Un projet agricole de deux milliards de FCFA censé aider les déplacés de Kaya — mais où est passé l’argent ?

Le gouvernement burkinabè a officiellement lancé une opération d’envergure destinée à soutenir l’agriculture des personnes déplacées internes (PDI) réinstallées autour de Kaya. Avec un budget colossal de plus de deux milliards de FCFA, cette initiative devait symboliser la solidarité nationale et la reconquête des terres. Pourtant, sur le terrain, le résultat est accablant : les bénéficiaires attendent toujours les aides promises, tandis que les caméras des médias alimentent une communication politique trompeuse.

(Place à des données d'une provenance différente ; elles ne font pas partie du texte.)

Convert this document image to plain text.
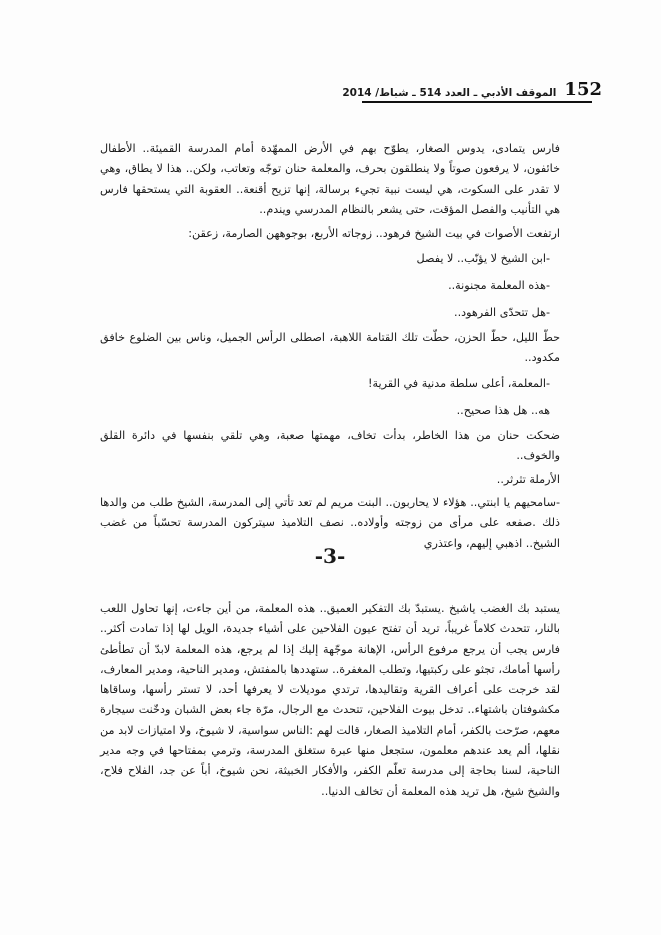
152
الموقف الأدبي ـ العدد 514 ـ شباط/ 2014

فارس يتمادى، يدوس الصغار، يطوّح بهم في الأرض الممهّدة أمام المدرسة القميئة.. الأطفال خائفون، لا يرفعون صوتاً ولا ينطلقون بحرف، والمعلمة حنان توجّه وتعاتب، ولكن.. هذا لا يطاق، وهي لا تقدر على السكوت، هي ليست نبية تجيء برسالة، إنها تزيح أقنعة.. العقوبة التي يستحقها فارس هي التأنيب والفصل المؤقت، حتى يشعر بالنظام المدرسي ويندم..

ارتفعت الأصوات في بيت الشيخ فرهود.. زوجاته الأربع، بوجوههن الصارمة، زعقن:

-ابن الشيخ لا يؤنّب.. لا يفصل

-هذه المعلمة مجنونة..

-هل تتحدّى الفرهود..

حطّ الليل، حطّ الحزن، حطّت تلك القتامة اللاهبة، اصطلى الرأس الجميل، وناس بين الضلوع خافق مكدود..

-المعلمة، أعلى سلطة مدنية في القرية!

هه.. هل هذا صحيح..

ضحكت حنان من هذا الخاطر، بدأت تخاف، مهمتها صعبة، وهي تلقي بنفسها في دائرة القلق والخوف..

الأرملة تثرثر..

-سامحيهم يا ابنتي.. هؤلاء لا يحاربون.. البنت مريم لم تعد تأتي إلى المدرسة، الشيخ طلب من والدها ذلك .صفعه على مرأى من زوجته وأولاده.. نصف التلاميذ سيتركون المدرسة تحسّباً من غضب الشيخ.. اذهبي إليهم، واعتذري

-3-

يستبد بك الغضب ياشيخ .يستبدّ بك التفكير العميق.. هذه المعلمة، من أين جاءت، إنها تحاول اللعب بالنار، تتحدث كلاماً غريباً، تريد أن تفتح عيون الفلاحين على أشياء جديدة، الويل لها إذا تمادت أكثر.. فارس يجب أن يرجع مرفوع الرأس، الإهانة موجّهة إليك إذا لم يرجع، هذه المعلمة لابدّ أن تطأطئ رأسها أمامك، تجثو على ركبتيها، وتطلب المغفرة.. ستهددها بالمفتش، ومدير الناحية، ومدير المعارف، لقد خرجت على أعراف القرية وتقاليدها، ترتدي موديلات لا يعرفها أحد، لا تستر رأسها، وساقاها مكشوفتان باشتهاء.. تدخل بيوت الفلاحين، تتحدث مع الرجال، مرّة جاء بعض الشبان ودخّنت سيجارة معهم، صرّحت بالكفر، أمام التلاميذ الصغار، قالت لهم :الناس سواسية، لا شيوخ، ولا امتيازات لابد من نقلها، ألم يعد عندهم معلمون، ستجعل منها عبرة ستغلق المدرسة، وترمي بمفتاحها في وجه مدير الناحية، لسنا بحاجة إلى مدرسة تعلّم الكفر، والأفكار الخبيثة، نحن شيوخ، أباً عن جد، الفلاح فلاح، والشيخ شيخ، هل تريد هذه المعلمة أن تخالف الدنيا..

Quand les discours officiels rencontrent le silence des déplacés

Parmi les annonces spectaculaires figuraient la distribution de 500 motoculteurs, des tonnes d’engrais et de semences. Pourtant, dans les camps de déplacés à Kaya, la colère et l’incompréhension dominent. Les populations, déjà éprouvées par des années de conflit, dénoncent un scandale de détournement de fonds publics.

« On nous parle de milliards à la télévision, mais ici, nous manquons de tout. Aucun motoculteur, aucun engrais, aucune semence n’est arrivé jusqu’à nous. Qui profite vraiment de cet argent ? », s’insurge un représentant des PDI, craignant des représailles s’il révèle son identité.

Cette opération, présentée comme un retour à la normale dans des zones encore sous la menace des groupes armés terroristes, sert surtout de couverture à des dépenses opaques. Les déplacés, forcés de s’installer dans des zones périphériques de Kaya, restent livrés à eux-mêmes, sans soutien concret.

Corruption à ciel ouvert : les rouages d’un système

L’analyse des mécanismes derrière cette enveloppe budgétaire révèle une corruption systémique qui s’appuie sur l’état d’urgence pour enrichir des réseaux d’intermédiaires. Plusieurs éléments pointent vers un détournement organisé :

  • L’opacité des marchés publics : Aucun audit, aucun détail transparent n’a été communiqué sur le coût réel des motoculteurs et des intrants agricoles. Les surfacturations massives sont monnaie courante dans ce type de procédures d’urgence, où des acteurs proches du pouvoir empochent des commissions colossales.
  • Le détournement de destination : Acheter du matériel lourd pour une agriculture de subsistance dans une région en proie à l’insécurité relève de l’absurde. Soit le matériel n’existe pas, soit il est redirigé vers d’autres circuits bien avant d’atteindre les déplacés.
  • L’exploitation politique de la misère : Le slogan « Un village réinstallé, un motoculteur » n’est qu’un leurre. Le gouvernement instrumentalise la souffrance des populations pour redorer son blason politique, tout en fermant les yeux sur le pillage des ressources par des cadres corrompus.

Un État qui tourne le dos à ses citoyens

Les contribuables burkinabè, déjà fortement taxés pour financer l’effort de guerre, voient deux milliards de FCFA disparaître dans un projet fantôme. Ce n’est pas un échec de stratégie, mais bien une spoliation organisée.

Alors que les autorités se félicitent devant les médias avec des chiffres mirobolants, les déplacés de Kaya survivent grâce à la solidarité locale, abandonnés par un État qui utilise leur nom pour justifier des budgets faramineux. L’urgence est désormais à la transparence : des instances de contrôle indépendantes doivent exiger des comptes et démanteler cette chaîne de complicités criminelles avant que d’autres fonds ne soient dilapidés.